Geithner was able to get in and out of Washington DC pretty much unscathed. But his legacy will haunt the Treasury for a good while.
I will say that he did his job – for the banks.
(From Wall Street on Parade)
In an article by Jo Becker and Gretchen Morgenson published by the New York Times on April 26, 2009, Geithner admits that Sandy Weill spoke with him about becoming Citigroup’s CEO after Prince resigned following multi-billion dollar losses in late 2007. Were Geithner’s many trips to Citigroup actually job auditions? Geithner turned down the job offer and went on to become U.S. Treasury Secretary in 2009 where his advocacy for Citigroup’s survival played a far more important role than he could have as its CEO.
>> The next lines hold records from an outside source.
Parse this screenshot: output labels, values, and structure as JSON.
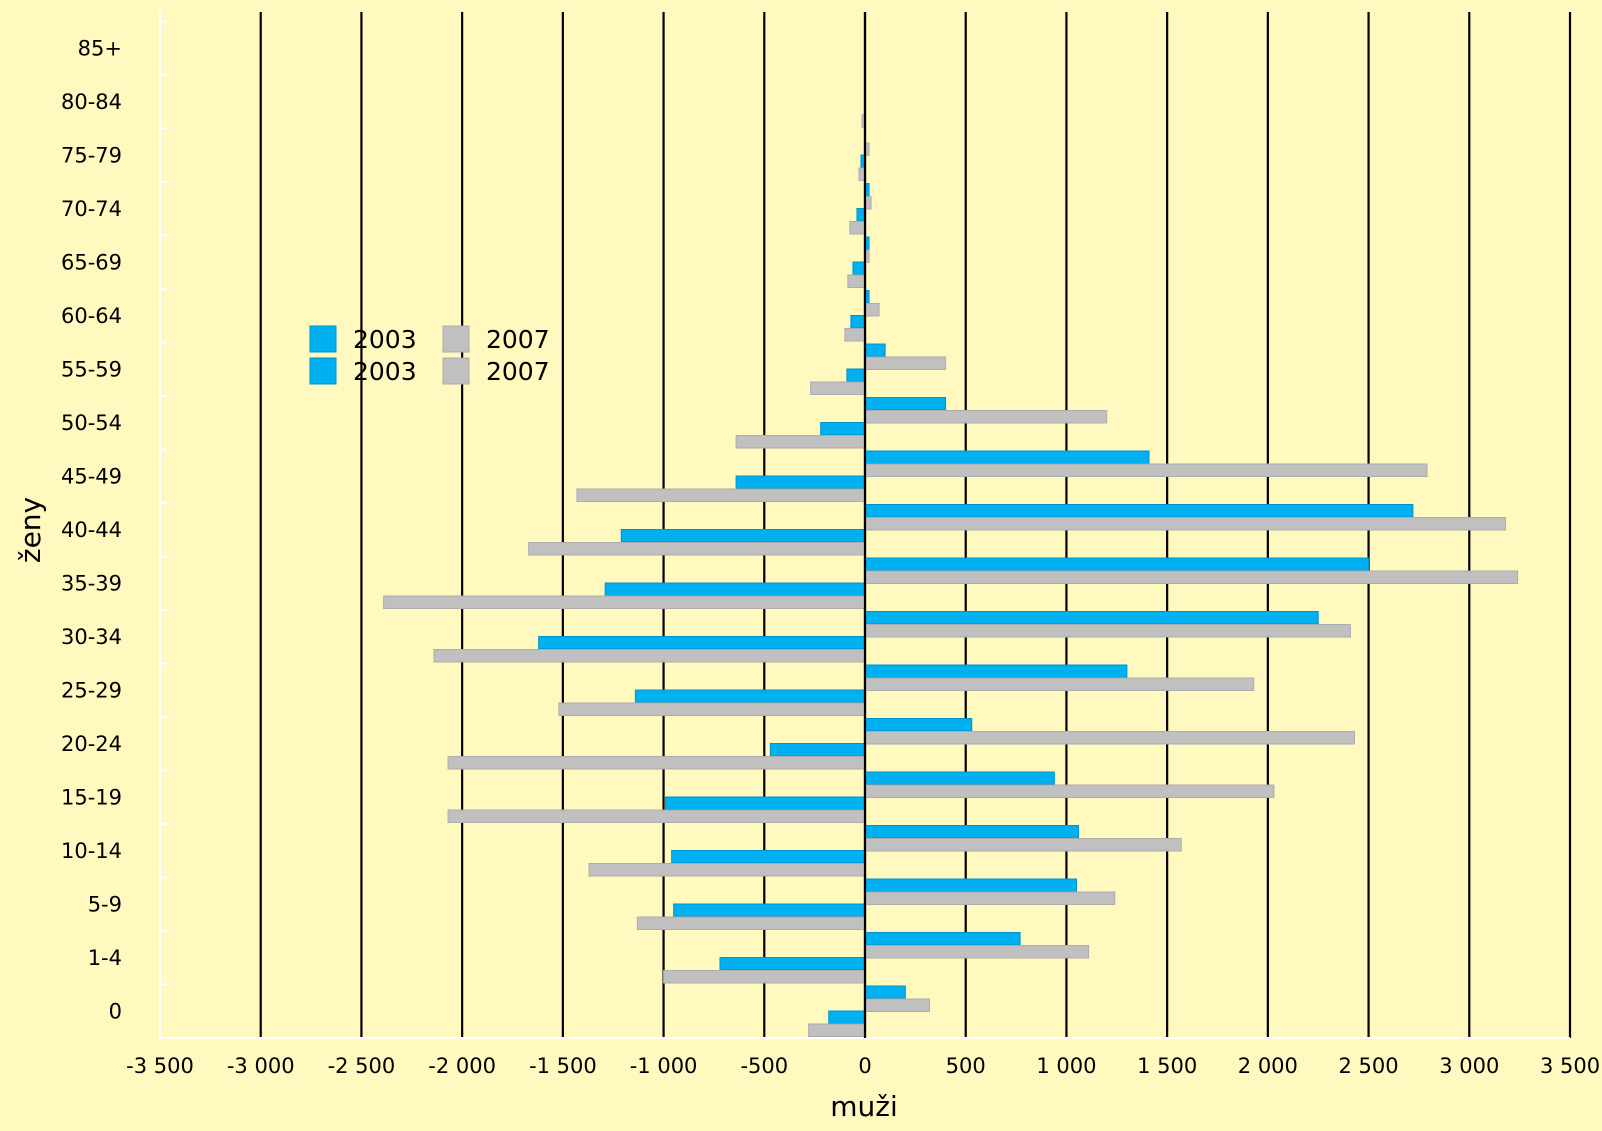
{
  "chart_data": {
    "type": "bar",
    "orientation": "horizontal",
    "layout": "population-pyramid",
    "xlabel": "muži",
    "ylabel": "ženy",
    "xlim": [
      -3500,
      3500
    ],
    "xticks": [
      -3500,
      -3000,
      -2500,
      -2000,
      -1500,
      -1000,
      -500,
      0,
      500,
      1000,
      1500,
      2000,
      2500,
      3000,
      3500
    ],
    "xtick_labels": [
      "-3 500",
      "-3 000",
      "-2 500",
      "-2 000",
      "-1 500",
      "-1 000",
      "-500",
      "0",
      "500",
      "1 000",
      "1 500",
      "2 000",
      "2 500",
      "3 000",
      "3 500"
    ],
    "grid": "vertical",
    "legend_position": "left-middle",
    "categories": [
      "0",
      "1-4",
      "5-9",
      "10-14",
      "15-19",
      "20-24",
      "25-29",
      "30-34",
      "35-39",
      "40-44",
      "45-49",
      "50-54",
      "55-59",
      "60-64",
      "65-69",
      "70-74",
      "75-79",
      "80-84",
      "85+"
    ],
    "series": [
      {
        "name": "2003",
        "side": "men",
        "color": "#00B0F0",
        "values": [
          200,
          770,
          1050,
          1060,
          940,
          530,
          1300,
          2250,
          2500,
          2720,
          1410,
          400,
          100,
          20,
          20,
          20,
          0,
          0,
          0
        ]
      },
      {
        "name": "2007",
        "side": "men",
        "color": "#C0C0C0",
        "values": [
          320,
          1110,
          1240,
          1570,
          2030,
          2430,
          1930,
          2410,
          3240,
          3180,
          2790,
          1200,
          400,
          70,
          20,
          30,
          20,
          0,
          0
        ]
      },
      {
        "name": "2003",
        "side": "women",
        "color": "#00B0F0",
        "values": [
          -180,
          -720,
          -950,
          -960,
          -990,
          -470,
          -1140,
          -1620,
          -1290,
          -1210,
          -640,
          -220,
          -90,
          -70,
          -60,
          -40,
          -20,
          0,
          0
        ]
      },
      {
        "name": "2007",
        "side": "women",
        "color": "#C0C0C0",
        "values": [
          -280,
          -1000,
          -1130,
          -1370,
          -2070,
          -2070,
          -1520,
          -2140,
          -2390,
          -1670,
          -1430,
          -640,
          -270,
          -100,
          -85,
          -75,
          -30,
          -15,
          0
        ]
      }
    ],
    "legend": [
      {
        "label": "2003",
        "color": "#00B0F0"
      },
      {
        "label": "2007",
        "color": "#C0C0C0"
      },
      {
        "label": "2003",
        "color": "#00B0F0"
      },
      {
        "label": "2007",
        "color": "#C0C0C0"
      }
    ]
  }
}
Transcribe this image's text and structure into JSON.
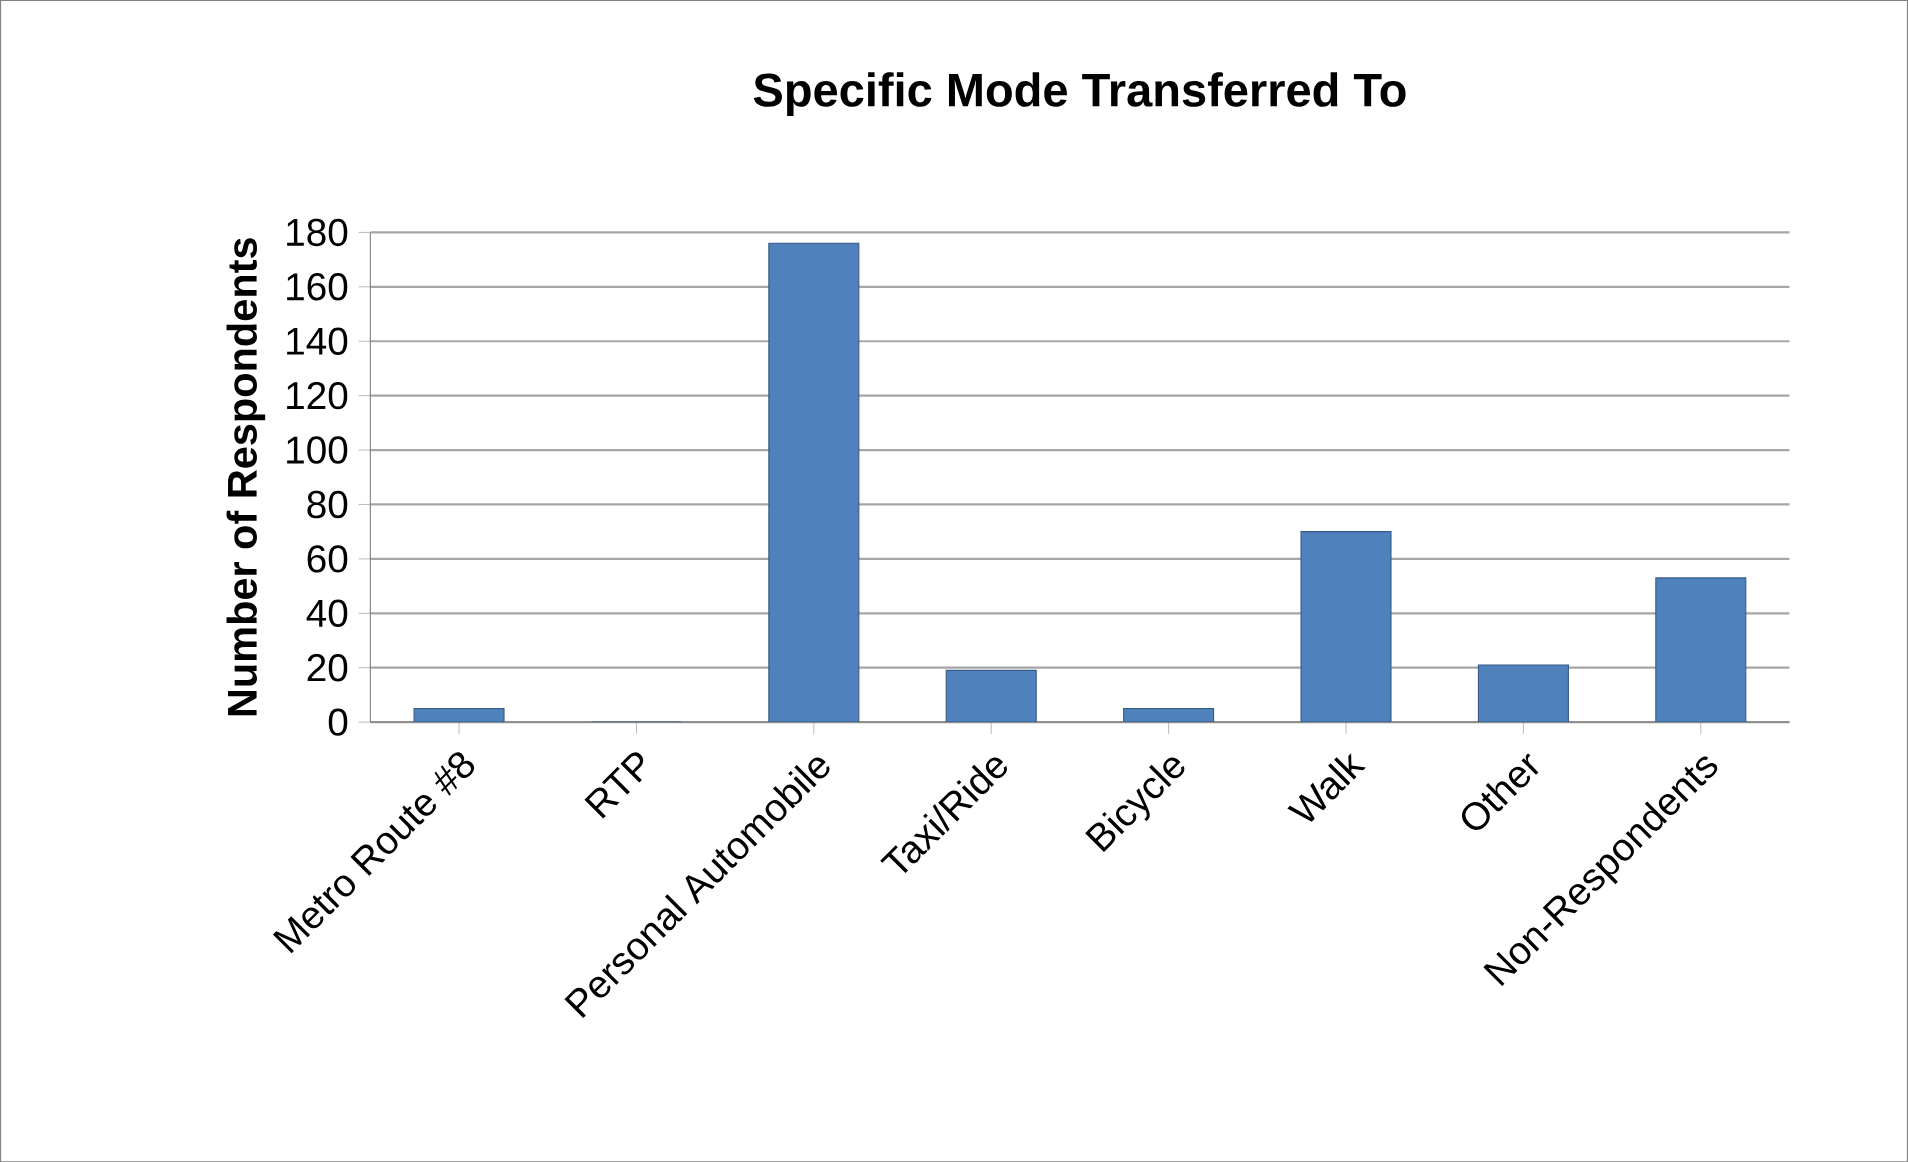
{
  "chart_data": {
    "type": "bar",
    "title": "Specific Mode Transferred To",
    "ylabel": "Number of Respondents",
    "categories": [
      "Metro Route #8",
      "RTP",
      "Personal Automobile",
      "Taxi/Ride",
      "Bicycle",
      "Walk",
      "Other",
      "Non-Respondents"
    ],
    "values": [
      5,
      0,
      176,
      19,
      5,
      70,
      21,
      53
    ],
    "color": "#4f81bd",
    "ylim": [
      0,
      180
    ],
    "yticks": [
      0,
      20,
      40,
      60,
      80,
      100,
      120,
      140,
      160,
      180
    ],
    "grid": "y"
  }
}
The other troubling possibility is that Geithner did not take other staff with him from the New York Fed because he was strategizing with Citigroup on how to resolve their massive financial problems. Indeed, on April 7, 2008, Geithner’s appointment calendar shows that a meeting was convened at the New York Fed and given the title: “Citigroup Strategy, Structure & Personnel Issues.” The meeting was attended by Geithner, Citigroup CEO Vikram Pandit, Citigroup Vice Chairman Lewis Kaden, and several staffers at the New York Fed. The meeting was held after hours, from 5:30 to 6:30 p.m.
Strategizing on a company’s structure and personnel issues does not sound like the job of a regulator but the job of a competent CEO and Board of Directors.